Birkaç gün önce, çuval yüklü bir arabanın avluya girdiğini gördüm; araba öylesine yüklüydü ki, zavallı mandalar eşik taşlarını geçemiyorlardı bir türlü. Arabanın yanında yürüyen er, elindeki kamçının sapıyla hayvanları öyle bir dövmeye başladı ki, kadın mahpusların gözetmeni kendini tutamayıp zavallıcıklara acıyıp acımadığını sordu. Asker acı bir gülüşle: ‘Biz insanlara bile acıyan yok!’ diye karşılık verdi ve daha hızlı kamçılamaya başladı. Hayvanlar en sonunda eşiği geçtiler, ama bir tanesi kan revan içinde kalmıştı. Evet, Soniçka, kalınlığı ve sağlamlığı dillere destan manda derisi bile yarılmıştı. Araba boşaltılırken hayvanlar bitkin bir haldeydi, sırtı kanayansa önüne bakıyordu. Kara alnıyla yumuşak gözlerinde saatlerce ağlamış çocuk havası vardı. Tıpkı nedenini bilmeden, bu acının ve barbarlığın elinden nasıl kurtulacağını bilmeden kıyasıya dövülmüş bir çocuk gibiydi… Ben talihsiz mandanın karşısındaydım. Gözümden akan aslında onun yaşlarıydı. Elim kolum bağlı, öz kardeşimmiş gibi titriyordum bu sessiz acı karşısında. Mandanın sere serpe dolaştığı Romanya çayırları ne de uzaktaydı! Bir daha hiç göremeyecekti oraları! Orada her şey bambaşkaydı: güneş parlıyor, rüzgar esiyor, kuşlar ötüyor, çobanlar tatlı türküler söylüyordu. Buradaysa iğrenci bir yabancı kent, boğucu bir ahır, mide bulandıran, çürümüş yem, korkunç ve yabancı insanlar, dayak ve yarılan deriden fışkıran kan vardı yalnız…

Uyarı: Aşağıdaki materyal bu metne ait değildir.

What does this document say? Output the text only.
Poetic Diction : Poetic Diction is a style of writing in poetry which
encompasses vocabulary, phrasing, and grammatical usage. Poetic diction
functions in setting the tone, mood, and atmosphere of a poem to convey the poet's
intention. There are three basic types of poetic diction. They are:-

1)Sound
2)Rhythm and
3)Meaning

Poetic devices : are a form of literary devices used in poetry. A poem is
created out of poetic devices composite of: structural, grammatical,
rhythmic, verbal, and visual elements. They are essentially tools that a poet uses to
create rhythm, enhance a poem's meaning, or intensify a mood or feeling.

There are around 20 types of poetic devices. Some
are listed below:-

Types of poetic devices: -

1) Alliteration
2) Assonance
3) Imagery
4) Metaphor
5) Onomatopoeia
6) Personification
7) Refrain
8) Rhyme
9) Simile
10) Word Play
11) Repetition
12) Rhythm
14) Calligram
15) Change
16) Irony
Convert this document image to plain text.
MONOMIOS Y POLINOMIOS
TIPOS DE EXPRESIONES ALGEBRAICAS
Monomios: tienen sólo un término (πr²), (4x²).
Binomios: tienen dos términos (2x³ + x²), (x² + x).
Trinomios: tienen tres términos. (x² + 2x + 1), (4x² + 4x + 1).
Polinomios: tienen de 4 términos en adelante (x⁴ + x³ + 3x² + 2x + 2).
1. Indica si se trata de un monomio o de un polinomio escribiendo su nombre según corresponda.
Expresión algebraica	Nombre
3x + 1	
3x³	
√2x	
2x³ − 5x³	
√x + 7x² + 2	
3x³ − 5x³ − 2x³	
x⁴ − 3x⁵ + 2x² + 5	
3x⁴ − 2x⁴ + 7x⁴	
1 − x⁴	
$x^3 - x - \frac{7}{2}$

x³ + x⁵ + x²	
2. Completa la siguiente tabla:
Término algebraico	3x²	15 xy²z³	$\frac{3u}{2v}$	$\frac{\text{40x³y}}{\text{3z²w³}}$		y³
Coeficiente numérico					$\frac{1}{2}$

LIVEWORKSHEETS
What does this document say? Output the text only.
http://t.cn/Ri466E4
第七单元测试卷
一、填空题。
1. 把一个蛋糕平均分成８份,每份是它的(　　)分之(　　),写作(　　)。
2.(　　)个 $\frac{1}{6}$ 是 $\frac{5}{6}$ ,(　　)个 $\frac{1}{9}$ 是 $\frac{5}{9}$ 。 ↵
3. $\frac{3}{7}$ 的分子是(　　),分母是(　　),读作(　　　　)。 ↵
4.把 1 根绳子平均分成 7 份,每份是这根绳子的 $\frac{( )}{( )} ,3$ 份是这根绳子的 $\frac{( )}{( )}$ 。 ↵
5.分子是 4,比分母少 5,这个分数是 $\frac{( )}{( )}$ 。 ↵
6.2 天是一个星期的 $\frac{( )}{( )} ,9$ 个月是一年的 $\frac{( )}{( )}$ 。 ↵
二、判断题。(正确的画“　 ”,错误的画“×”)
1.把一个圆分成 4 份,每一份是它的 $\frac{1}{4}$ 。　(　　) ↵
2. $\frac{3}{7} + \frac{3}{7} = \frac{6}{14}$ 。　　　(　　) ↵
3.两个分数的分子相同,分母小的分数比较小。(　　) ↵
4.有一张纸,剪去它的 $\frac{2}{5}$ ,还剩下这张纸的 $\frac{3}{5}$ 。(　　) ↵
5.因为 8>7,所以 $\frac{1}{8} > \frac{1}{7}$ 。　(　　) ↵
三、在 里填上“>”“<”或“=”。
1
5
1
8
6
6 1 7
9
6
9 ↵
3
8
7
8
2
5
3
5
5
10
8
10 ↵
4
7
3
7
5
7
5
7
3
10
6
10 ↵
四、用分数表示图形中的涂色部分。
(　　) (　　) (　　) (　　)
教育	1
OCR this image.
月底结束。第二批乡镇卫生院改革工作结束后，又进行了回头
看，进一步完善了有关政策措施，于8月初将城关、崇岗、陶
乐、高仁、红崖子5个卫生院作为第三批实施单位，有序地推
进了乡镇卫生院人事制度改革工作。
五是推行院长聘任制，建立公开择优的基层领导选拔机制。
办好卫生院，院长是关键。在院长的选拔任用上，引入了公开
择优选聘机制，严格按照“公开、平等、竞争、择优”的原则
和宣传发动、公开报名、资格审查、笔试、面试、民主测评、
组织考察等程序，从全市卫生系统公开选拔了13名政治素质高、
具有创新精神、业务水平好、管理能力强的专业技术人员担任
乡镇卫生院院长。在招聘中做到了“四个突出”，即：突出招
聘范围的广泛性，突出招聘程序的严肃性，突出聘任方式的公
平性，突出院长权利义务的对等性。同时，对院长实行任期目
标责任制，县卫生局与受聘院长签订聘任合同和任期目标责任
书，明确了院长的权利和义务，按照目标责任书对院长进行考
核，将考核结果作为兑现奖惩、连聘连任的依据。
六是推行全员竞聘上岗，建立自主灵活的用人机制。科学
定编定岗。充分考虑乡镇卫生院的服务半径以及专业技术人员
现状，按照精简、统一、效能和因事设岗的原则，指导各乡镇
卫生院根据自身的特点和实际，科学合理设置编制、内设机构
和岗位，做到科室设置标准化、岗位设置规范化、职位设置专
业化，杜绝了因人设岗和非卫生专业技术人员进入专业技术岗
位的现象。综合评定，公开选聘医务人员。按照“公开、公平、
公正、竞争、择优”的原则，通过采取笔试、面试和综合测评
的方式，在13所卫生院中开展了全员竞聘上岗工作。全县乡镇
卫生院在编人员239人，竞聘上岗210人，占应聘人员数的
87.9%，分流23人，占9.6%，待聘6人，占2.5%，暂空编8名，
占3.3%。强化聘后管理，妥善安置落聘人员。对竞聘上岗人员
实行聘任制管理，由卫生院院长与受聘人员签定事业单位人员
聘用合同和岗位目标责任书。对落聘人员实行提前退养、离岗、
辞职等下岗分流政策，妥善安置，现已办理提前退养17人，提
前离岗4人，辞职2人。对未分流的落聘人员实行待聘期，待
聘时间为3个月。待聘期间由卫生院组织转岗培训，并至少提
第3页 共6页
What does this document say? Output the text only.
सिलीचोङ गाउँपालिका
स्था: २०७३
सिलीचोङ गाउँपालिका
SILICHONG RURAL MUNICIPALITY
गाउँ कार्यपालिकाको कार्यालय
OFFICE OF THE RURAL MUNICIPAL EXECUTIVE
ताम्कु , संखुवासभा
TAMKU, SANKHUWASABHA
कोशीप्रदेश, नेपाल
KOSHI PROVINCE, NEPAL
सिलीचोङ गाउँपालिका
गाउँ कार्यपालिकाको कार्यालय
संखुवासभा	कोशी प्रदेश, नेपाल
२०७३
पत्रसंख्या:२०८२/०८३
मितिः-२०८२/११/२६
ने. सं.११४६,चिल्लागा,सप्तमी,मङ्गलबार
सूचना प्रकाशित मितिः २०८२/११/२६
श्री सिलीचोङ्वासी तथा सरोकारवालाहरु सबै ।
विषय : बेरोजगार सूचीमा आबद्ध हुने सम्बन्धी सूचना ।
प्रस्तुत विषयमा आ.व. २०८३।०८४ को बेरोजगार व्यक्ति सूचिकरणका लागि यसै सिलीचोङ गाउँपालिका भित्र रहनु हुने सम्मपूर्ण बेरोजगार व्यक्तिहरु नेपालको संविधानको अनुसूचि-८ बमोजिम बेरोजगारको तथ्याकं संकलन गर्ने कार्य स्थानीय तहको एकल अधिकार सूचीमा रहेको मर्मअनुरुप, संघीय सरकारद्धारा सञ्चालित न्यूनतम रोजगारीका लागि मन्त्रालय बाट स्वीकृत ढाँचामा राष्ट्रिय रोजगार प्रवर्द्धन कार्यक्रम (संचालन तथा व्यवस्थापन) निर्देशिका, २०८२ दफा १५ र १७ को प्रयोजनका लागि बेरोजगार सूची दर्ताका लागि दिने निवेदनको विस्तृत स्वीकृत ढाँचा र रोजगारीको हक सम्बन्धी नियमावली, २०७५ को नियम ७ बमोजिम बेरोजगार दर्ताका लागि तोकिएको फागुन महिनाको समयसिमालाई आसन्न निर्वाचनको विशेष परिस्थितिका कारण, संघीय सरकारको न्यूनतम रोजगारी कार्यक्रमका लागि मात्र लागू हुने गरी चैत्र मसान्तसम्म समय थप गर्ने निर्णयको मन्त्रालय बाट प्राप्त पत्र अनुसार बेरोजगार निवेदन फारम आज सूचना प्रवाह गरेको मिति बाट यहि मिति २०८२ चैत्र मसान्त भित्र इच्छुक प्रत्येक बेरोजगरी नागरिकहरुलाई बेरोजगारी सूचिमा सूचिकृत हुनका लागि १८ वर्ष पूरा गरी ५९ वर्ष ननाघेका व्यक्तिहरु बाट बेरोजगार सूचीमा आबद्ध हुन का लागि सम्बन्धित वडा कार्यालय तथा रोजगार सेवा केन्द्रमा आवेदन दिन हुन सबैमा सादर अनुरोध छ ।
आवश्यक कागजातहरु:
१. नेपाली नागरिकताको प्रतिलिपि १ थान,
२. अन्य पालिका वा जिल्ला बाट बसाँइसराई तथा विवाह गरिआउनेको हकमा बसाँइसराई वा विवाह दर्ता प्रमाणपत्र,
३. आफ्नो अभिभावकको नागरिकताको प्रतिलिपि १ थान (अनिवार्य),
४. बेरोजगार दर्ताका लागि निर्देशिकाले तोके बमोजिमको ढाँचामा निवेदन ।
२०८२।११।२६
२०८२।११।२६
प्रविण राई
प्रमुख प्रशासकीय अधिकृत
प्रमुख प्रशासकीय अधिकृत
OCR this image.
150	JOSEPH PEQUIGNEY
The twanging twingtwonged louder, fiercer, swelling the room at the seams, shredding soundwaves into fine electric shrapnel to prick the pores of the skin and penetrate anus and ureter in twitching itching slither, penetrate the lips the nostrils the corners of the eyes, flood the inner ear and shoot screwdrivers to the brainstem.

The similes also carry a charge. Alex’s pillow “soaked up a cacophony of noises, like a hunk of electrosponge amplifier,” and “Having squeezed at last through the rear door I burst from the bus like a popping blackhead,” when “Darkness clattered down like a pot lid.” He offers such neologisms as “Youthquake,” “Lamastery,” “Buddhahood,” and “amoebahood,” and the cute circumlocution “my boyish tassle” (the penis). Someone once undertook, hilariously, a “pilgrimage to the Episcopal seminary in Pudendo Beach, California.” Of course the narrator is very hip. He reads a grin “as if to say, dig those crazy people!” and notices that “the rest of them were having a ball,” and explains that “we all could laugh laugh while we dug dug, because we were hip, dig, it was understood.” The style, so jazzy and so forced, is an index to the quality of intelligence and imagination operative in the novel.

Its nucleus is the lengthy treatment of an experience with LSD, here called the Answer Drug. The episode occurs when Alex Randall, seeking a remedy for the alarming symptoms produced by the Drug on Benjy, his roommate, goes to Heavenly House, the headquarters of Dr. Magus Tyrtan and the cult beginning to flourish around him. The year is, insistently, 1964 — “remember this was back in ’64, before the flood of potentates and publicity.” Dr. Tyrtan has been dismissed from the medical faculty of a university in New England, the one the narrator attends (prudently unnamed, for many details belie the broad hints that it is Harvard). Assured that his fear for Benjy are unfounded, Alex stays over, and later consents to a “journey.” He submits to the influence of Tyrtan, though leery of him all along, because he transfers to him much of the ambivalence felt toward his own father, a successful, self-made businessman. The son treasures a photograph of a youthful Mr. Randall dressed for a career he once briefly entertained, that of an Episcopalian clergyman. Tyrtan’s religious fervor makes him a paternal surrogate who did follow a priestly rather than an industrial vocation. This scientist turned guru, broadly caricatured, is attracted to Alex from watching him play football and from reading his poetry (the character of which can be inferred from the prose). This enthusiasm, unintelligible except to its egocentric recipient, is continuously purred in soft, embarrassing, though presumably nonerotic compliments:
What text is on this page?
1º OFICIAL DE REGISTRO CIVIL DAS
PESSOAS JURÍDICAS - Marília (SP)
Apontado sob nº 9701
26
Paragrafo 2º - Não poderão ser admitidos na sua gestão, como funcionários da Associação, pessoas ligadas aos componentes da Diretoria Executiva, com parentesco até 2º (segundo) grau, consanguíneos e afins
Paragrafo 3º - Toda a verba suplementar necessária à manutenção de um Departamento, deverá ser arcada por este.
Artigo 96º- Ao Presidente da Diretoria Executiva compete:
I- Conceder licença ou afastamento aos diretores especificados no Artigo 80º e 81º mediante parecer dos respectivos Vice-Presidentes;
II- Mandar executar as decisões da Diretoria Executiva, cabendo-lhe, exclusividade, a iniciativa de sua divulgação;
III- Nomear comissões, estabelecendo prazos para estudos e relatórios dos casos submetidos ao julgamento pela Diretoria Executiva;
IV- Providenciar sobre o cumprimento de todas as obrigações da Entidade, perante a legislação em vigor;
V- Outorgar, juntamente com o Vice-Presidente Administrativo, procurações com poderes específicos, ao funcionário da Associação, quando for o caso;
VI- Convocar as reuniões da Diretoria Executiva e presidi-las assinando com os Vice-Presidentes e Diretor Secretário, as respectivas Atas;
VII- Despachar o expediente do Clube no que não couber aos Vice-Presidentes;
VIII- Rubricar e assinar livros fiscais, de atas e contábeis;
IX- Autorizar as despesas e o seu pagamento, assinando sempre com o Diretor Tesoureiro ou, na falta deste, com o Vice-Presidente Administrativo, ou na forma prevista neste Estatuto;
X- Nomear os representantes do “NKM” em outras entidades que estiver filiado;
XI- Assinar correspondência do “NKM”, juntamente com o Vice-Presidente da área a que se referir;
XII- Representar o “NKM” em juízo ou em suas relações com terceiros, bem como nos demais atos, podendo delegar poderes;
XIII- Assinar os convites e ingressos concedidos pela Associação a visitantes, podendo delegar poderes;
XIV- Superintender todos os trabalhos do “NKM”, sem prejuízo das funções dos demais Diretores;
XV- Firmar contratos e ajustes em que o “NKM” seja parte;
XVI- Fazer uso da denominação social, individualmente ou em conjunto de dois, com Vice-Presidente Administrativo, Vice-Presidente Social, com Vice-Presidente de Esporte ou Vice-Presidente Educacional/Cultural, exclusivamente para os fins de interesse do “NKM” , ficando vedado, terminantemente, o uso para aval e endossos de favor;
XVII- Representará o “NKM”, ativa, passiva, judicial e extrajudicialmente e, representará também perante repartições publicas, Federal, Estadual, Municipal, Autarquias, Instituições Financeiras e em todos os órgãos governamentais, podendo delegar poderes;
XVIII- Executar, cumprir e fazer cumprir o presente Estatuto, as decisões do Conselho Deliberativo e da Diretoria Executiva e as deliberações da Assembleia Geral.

Ah benim zavallı mandacığım, canım ikimiz de acı, yoksulluk ve pişmanlık içinde, eli kolu bağlı, dilsiz varlıklarız. (…)
(…)
Büyüklü küçüklü binlerce varlığa bağlıyım, başlarına gelecekler için kaygılanıyor, acı çekiyor, kendimi suçluyorum
Penceremin üstünde yuva yapmış bir çift tepeli çayırkuşunun bir yavrusu oldu geçen gün öbür üçü öldü galiba. Minik kuş daha şimdiden canavar gibi koşuyor. Tepeli cayırkuşlarının, serçeler gibi, iki ayakları üstünde sıçrayarak, kısa ve seri adımlarla koşarken ne şeker olduklarını fark etmişsinizdir belki. Yavru uçmaya bile başladı, ama henüz kendi başına yeterince böcek ve kurt bulamıyor, hele böyle soğuk havalarda. Onun için de, her akşam avluya, penceremin altına gelip acı ve tiz bir sesle yakınmaya başlıyor. Az sonra ana-baba çıkageliyor, “uit-uit”e benzer, kayıtlı bir sesle ona karşılık veriyorlar. Sonra, deli gibi dört bir yana koşuyor, akşamın alacakaranlık ve soğuğunda, umutsuzca yiyecek arıyorlar. Bir şey bulur bulmaz açlıktan cıyak cıyak bağıran yavrunun yanına gelip ağzına tıkıyorlar. Ve bu sahne, her akşam, sekiz buçuğa doğru tekrarlanıyor. Penceremin altından gelen o tiz ve acı sesleri duyup da ana-babanın kaygısını görünce yüreciğim duracak gibi oluyor. Üstelik yardım da edemiyorum, çünkü tepeli cayırkuşları son derece korkak, kuçu gibi ardımdan ayrılmayan güvercinlerle serçelerin tersine, ekmek atar atmaz kaçıp gidiyorlar.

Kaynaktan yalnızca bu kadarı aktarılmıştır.